A month or two later, during the Christmas Holidays, Peter decided to make another trip to Montreal, but to stay in a hotel, rather than the collective. It was known to the three adults in the collective that it was my intention to have sex with him on that visit. It was the first time in my life that I had a truly passionate, sexual experience with someone I deeply cared about; as I lay in bed with him afterward, Christmas music was playing on the radio and I felt very, very sad. It was becoming increasingly clear to me that continuing an emotional and sexual relationship with Peter would not be emotionally supportable by my wife; however much she wanted to be able to accept it. I knew I was asking a lot of her and fully respected her feelings and values. I could see she was being destroyed by what she was living through and sometimes feared for her emotional well-being. I have known other couples of various sexual persuasions who had worked through situations similar to ours and remained with their families in an open relationship; I realized we weren't likely to be one of them. I didn't and don't feel that making value judgments concerning people caught in a situation such as ours is either helpful or appropriate. We were  both acting upon and responding to the situation we were facing in our relationship with the resources, the strengths and vulnerabilities, we brought into it as individuals; however much we may have loved one another; however well we may have responded within the limits of those resources; our relationship was not likely to survive.

It was increasingly evident that the children were being negatively effected by the emotional turbulence that my wife and I were going through; they may have been buffered a bit by living in a collective. She had decided to see a psychiatrist and by accident or choice ended with one who was quite traditional and conservative. I had one interview with him at his request; sitting in one of the lower chairs reserved for patients, while he sat on the other side of an impressive desk and said nothing. Even before identifying with being gay, his was the type of intimidating approach to psychotherapy that I considered oppressive. It wasn't until 1973 that the American Psychiatric Association decided homosexuality was not an illness; Canadian psychiatrists were somewhat slower to accept that conclusion. I would imagine that my hostility was palpable during the interview, even though few words were exchanged. In his next meeting with my wife he informed her that I was a very disturbed person and needed help. She also turned to the the Church for support after several years of our having drifted away from it.

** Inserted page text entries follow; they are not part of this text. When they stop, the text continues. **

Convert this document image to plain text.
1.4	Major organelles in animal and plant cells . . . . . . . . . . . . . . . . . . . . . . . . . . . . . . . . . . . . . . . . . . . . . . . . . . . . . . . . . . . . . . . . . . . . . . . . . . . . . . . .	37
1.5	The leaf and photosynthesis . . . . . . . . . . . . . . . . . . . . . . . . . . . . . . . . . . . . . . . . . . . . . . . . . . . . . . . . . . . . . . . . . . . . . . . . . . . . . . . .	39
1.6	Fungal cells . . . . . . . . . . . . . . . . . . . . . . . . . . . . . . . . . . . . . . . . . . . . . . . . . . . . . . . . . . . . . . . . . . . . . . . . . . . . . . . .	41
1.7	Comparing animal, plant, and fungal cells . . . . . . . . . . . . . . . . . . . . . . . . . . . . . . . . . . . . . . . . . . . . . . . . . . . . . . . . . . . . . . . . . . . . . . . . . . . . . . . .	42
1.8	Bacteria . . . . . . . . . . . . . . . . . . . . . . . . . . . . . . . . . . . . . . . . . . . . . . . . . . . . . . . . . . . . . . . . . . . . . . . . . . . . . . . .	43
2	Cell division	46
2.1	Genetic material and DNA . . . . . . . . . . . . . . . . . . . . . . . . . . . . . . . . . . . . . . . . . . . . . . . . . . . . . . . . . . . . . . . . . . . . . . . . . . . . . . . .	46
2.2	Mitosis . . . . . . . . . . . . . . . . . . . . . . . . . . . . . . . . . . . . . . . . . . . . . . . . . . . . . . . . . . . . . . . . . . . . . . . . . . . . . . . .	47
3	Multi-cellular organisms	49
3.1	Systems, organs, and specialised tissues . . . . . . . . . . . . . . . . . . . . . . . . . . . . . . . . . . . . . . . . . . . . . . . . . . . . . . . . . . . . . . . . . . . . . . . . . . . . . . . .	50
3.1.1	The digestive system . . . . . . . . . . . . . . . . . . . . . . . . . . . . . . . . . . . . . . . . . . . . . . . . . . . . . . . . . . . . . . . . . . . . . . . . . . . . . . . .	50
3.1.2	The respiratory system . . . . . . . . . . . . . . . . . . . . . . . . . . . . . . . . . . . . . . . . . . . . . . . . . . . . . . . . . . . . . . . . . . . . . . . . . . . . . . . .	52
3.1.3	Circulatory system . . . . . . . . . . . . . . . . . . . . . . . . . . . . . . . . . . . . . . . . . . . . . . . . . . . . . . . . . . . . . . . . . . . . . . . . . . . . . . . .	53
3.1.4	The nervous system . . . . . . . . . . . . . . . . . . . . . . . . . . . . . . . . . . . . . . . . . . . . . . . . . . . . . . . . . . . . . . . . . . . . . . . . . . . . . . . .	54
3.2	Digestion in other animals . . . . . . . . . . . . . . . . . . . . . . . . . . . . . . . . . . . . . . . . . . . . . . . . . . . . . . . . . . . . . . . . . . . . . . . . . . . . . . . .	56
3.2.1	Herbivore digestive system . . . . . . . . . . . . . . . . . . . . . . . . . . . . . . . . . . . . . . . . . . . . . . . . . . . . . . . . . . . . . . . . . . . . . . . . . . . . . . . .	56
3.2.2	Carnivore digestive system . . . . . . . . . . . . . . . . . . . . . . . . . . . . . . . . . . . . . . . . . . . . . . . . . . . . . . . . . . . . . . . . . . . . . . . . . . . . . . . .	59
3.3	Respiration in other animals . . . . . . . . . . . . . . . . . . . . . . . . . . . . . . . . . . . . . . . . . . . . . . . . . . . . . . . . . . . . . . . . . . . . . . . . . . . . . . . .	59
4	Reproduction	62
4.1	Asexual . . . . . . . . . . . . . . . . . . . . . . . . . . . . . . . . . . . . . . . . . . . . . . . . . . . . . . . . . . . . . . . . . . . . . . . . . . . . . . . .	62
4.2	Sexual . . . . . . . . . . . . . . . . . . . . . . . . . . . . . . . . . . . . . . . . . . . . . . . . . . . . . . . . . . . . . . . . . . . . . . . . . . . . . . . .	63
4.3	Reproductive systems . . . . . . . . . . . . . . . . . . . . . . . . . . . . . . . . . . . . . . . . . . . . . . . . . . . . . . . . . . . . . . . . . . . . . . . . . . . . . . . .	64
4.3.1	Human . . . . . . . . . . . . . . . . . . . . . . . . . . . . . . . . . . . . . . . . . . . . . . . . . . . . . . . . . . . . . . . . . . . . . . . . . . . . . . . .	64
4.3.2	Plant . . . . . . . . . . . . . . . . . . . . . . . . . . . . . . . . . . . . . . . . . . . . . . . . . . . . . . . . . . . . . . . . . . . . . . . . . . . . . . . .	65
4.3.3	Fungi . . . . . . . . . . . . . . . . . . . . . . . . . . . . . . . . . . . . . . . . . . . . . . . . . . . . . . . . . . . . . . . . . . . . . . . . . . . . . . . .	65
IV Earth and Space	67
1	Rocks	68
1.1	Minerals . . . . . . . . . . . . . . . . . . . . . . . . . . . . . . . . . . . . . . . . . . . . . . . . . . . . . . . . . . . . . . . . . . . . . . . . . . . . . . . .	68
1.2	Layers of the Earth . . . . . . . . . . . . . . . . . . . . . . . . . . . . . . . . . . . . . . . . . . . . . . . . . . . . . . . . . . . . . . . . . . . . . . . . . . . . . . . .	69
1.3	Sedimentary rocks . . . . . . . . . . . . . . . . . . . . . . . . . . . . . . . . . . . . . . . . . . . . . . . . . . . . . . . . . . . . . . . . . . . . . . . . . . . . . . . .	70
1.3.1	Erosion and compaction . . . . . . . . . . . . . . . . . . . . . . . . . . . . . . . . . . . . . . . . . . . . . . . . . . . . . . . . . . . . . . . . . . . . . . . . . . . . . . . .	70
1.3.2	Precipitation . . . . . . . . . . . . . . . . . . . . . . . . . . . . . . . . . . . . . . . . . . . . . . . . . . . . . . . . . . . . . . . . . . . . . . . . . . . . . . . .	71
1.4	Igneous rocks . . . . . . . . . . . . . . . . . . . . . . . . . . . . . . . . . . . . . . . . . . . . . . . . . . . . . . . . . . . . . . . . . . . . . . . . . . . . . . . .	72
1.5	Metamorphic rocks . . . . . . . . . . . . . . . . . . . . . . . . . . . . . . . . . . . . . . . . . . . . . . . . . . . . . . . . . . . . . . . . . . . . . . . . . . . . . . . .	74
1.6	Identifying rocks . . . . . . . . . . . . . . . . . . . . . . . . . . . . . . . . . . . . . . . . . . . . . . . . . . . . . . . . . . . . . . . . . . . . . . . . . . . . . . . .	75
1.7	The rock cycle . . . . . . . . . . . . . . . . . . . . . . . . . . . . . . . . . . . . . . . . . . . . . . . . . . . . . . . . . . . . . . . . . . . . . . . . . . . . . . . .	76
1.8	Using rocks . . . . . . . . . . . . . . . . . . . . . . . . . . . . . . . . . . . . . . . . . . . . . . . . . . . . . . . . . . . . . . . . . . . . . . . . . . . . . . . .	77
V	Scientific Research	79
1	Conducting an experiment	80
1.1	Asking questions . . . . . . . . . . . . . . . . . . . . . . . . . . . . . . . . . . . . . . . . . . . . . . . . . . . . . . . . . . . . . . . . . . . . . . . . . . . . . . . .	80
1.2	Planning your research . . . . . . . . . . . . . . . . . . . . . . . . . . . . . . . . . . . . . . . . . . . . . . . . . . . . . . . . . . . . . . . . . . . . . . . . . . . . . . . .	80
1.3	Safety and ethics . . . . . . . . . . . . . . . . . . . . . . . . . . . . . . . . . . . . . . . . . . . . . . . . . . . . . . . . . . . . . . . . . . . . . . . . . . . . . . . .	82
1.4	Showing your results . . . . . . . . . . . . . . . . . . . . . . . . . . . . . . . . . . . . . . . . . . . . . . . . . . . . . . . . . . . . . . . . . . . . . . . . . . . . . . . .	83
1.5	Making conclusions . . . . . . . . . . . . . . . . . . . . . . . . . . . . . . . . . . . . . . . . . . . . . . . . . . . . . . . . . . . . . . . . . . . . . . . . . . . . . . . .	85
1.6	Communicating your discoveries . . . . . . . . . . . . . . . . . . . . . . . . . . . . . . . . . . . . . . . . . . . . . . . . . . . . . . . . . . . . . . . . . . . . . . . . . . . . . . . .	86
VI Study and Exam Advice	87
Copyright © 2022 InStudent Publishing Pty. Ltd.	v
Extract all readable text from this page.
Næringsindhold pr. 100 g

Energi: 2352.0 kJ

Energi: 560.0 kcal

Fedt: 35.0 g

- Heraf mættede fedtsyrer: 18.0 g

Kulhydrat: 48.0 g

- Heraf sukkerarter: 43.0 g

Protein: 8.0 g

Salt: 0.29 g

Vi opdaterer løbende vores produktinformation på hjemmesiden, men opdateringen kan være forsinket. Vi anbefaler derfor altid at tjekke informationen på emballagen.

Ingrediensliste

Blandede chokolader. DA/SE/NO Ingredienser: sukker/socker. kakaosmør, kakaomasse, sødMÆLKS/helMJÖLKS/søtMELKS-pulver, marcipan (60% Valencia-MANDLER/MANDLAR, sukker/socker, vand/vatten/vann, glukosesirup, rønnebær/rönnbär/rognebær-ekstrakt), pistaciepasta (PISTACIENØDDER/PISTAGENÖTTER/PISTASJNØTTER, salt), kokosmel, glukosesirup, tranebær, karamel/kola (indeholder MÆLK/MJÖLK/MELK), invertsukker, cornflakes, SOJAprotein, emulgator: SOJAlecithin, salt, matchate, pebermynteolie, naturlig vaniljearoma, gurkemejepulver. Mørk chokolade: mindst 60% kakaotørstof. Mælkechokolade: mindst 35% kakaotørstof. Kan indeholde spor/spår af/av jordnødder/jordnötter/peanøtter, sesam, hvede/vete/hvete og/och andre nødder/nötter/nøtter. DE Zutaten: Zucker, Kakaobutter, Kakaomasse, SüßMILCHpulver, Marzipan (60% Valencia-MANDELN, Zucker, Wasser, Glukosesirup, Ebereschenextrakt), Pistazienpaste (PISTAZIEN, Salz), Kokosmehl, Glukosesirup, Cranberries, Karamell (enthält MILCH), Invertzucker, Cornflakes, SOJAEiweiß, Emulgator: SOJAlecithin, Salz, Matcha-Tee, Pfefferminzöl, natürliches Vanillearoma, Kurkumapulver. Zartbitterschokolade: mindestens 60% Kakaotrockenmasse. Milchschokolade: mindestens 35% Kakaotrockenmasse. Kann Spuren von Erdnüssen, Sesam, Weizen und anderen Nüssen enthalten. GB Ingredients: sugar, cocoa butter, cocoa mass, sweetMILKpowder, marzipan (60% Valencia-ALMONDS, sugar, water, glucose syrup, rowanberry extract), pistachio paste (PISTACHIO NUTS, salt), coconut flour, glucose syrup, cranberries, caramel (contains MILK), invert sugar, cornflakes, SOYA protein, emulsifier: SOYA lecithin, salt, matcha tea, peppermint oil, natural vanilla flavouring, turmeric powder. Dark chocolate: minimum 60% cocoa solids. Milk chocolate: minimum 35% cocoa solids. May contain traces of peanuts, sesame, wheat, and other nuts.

Naturally, both her psychiatrist and the Church encouraged her to end our relationship; probably the best counsel, if, from my perspective, for other reasons than those that would have motivated their advice. I think it was in the Spring of 1970 that my wife told me that I would have to either change identifying myself as gay and acting in accord with that identity or leave her. Conversion therapy wasn't an option for me both from my own political ideology and the fact that it doesn't work. The most it had to offer me would have been a return to repressing my sexuality and the negative impacts that had on other aspects of my personality; a return which I felt would have just as strong a negative impact on the children and our life as a family as the pain through which she was currently suffering. I felt that she was right; the hurt was too much; nothing more could be done to salvage our togetherness as a family; the time had come to move out. As might have been expected, it was a traumatic separation for all of us.